Introduction: Previous studies have demonstrated that plasma concentrations of abiraterone acetate (ABI) and its metabolites are associated with the treatment outcomes of patients with metastatic castration-resistant prostate cancer treated with ABI. In this study, we assessed the impact of plasma trough concentrations of ABI, D4A, and related polymorphisms on the clinical outcomes of patients with metastatic prostate cancer who received ABI.
Methods: Patients with metastatic prostate cancer treated with ABI between 2016 and 2021 were enrolled. The trough plasma concentrations of ABI and D4A were measured using ultra-high performance liquid chromatography (UHPLC). The impact of HSD3B1 rs1047303 and SRD5A2 rs523349 polymorphisms was also assessed using TaqMan SNP assay.
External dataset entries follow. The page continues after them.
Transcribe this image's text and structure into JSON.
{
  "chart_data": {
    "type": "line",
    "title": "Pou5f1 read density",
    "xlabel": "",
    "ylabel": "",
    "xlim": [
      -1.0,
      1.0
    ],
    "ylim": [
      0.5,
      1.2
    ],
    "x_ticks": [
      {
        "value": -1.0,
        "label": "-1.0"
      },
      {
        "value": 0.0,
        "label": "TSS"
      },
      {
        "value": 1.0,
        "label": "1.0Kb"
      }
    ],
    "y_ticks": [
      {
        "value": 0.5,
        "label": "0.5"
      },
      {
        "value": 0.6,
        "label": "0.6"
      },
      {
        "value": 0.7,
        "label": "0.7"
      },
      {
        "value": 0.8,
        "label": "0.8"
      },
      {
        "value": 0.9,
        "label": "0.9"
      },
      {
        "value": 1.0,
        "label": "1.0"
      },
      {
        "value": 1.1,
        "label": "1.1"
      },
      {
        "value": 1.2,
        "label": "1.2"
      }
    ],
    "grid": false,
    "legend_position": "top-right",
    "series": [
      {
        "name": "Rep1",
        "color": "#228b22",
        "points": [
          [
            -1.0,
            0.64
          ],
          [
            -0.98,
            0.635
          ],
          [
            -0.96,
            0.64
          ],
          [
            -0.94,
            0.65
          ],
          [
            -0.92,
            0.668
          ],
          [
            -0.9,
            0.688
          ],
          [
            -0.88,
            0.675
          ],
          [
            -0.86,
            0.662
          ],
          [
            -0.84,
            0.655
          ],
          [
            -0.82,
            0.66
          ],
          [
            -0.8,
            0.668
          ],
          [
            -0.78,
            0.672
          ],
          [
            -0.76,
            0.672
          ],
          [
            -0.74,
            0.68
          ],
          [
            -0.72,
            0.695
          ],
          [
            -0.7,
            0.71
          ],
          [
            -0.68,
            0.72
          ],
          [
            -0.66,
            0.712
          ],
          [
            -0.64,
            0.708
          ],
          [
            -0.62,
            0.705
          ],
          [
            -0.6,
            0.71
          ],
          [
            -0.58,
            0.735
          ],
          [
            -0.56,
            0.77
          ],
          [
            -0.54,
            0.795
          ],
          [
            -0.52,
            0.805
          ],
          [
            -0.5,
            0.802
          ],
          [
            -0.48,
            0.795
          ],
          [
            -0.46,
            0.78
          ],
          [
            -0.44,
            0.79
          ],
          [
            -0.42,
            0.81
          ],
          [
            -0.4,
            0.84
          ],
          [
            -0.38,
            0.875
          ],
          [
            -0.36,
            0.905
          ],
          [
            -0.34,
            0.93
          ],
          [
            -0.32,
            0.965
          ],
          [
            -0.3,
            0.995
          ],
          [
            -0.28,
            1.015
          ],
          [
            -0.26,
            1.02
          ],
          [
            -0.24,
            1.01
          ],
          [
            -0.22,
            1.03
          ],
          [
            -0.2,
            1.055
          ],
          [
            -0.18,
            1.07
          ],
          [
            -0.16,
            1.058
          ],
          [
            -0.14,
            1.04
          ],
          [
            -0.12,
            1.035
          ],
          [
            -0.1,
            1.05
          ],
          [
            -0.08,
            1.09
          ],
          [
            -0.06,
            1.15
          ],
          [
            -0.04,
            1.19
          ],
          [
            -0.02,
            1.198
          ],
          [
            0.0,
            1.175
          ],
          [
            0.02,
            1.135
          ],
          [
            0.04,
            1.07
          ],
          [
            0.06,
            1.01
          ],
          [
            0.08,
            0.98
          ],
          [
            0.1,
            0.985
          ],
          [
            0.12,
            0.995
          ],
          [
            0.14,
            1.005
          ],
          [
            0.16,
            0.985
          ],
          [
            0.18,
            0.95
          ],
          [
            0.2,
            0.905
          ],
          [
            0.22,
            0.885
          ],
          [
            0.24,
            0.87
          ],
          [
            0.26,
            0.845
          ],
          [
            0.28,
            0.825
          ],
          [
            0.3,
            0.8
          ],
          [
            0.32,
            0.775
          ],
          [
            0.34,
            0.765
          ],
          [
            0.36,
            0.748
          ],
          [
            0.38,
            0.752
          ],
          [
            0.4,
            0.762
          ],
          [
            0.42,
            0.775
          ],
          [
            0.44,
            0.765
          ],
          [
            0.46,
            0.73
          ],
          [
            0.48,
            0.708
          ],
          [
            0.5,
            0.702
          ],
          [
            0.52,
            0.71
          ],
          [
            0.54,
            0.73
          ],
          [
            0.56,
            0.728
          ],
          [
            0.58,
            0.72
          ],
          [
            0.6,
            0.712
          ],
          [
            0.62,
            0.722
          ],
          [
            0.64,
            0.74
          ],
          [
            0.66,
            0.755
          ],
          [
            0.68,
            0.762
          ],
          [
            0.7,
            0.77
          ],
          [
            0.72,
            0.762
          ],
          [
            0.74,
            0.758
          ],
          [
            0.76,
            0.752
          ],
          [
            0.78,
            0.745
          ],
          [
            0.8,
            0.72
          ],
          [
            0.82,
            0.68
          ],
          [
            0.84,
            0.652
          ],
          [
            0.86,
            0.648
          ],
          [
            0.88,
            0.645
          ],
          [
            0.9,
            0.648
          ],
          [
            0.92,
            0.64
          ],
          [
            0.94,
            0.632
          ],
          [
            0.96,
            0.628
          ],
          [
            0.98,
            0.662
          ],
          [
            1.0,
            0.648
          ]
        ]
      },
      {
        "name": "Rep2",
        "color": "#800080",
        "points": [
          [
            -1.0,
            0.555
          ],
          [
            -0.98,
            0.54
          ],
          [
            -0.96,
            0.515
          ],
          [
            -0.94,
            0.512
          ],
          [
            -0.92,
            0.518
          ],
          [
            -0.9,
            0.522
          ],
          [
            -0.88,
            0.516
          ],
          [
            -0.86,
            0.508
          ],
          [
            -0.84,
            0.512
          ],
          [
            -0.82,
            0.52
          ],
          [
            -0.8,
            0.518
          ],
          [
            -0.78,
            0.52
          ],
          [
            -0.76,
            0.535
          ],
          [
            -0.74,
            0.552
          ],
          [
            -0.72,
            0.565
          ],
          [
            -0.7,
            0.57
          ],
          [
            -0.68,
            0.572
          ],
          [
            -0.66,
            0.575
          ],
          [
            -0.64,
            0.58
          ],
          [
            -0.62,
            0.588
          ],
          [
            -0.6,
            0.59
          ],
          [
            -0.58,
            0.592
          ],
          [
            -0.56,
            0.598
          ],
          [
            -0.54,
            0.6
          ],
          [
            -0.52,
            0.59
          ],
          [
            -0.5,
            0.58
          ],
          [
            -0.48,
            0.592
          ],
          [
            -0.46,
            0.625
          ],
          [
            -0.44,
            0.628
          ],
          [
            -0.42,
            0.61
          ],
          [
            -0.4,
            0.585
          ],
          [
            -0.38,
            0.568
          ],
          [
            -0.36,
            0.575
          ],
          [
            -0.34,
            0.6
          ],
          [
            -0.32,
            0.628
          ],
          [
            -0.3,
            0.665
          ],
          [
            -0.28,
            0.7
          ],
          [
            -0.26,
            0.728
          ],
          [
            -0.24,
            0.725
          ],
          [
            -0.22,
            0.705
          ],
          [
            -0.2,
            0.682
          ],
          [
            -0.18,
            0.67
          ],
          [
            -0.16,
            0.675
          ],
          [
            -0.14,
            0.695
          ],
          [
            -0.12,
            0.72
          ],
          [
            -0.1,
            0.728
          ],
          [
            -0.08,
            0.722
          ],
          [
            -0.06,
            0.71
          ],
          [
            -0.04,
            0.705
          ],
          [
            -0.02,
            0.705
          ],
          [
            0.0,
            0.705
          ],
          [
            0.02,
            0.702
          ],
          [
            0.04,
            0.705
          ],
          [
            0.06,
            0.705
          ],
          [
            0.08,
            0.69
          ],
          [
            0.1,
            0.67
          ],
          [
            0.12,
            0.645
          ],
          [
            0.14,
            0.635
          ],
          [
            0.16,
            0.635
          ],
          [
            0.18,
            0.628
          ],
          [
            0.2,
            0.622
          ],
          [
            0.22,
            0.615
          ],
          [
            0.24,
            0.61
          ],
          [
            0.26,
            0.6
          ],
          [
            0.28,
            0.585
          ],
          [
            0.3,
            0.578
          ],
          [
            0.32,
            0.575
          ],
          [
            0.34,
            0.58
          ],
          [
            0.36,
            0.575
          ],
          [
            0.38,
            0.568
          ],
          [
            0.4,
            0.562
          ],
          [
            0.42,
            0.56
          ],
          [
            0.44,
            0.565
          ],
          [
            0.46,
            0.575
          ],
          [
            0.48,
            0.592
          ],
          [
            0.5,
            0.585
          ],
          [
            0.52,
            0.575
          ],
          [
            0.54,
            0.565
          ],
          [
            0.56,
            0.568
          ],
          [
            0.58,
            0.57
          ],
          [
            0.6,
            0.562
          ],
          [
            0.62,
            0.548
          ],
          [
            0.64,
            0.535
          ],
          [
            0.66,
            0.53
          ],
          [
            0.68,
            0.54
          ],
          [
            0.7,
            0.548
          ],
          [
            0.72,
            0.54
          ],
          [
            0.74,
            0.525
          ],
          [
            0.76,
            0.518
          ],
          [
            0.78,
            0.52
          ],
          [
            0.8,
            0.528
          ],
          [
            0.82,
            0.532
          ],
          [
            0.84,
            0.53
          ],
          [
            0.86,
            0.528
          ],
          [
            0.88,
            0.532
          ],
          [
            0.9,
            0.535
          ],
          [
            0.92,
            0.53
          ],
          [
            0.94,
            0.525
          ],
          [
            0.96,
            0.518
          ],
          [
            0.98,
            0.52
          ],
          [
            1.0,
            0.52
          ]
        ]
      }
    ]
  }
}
Results: In 68 patients treated with ABI, the median ABI and D4A concentrations were 18.1 and 0.94 ng/mL, respectively. The trough plasma levels of ABI and D4A were not statistically associated with treatment response and overall survival. The high trough level of plasma ABI (= 18.1 ng/mL) was significantly associated with the presence of any adverse events and its independent risk factors based on multivariable analysis (OR, 5.67; 95% CI: 1.54–20.89). Additionally, the time-to-treatment-failure was significantly associated with a higher trough level of ABI (p = 0.027). The risk alleles of two polymorphisms were not statistically associated with the D4A/ABI concentrations.
Conclusions: Trough ABI concentrations might be correlated with the presence of adverse events and treatment failure after ABI administration. ABI concentration monitoring can be a biomarker of the treatment outcomes of patients with prostate cancer.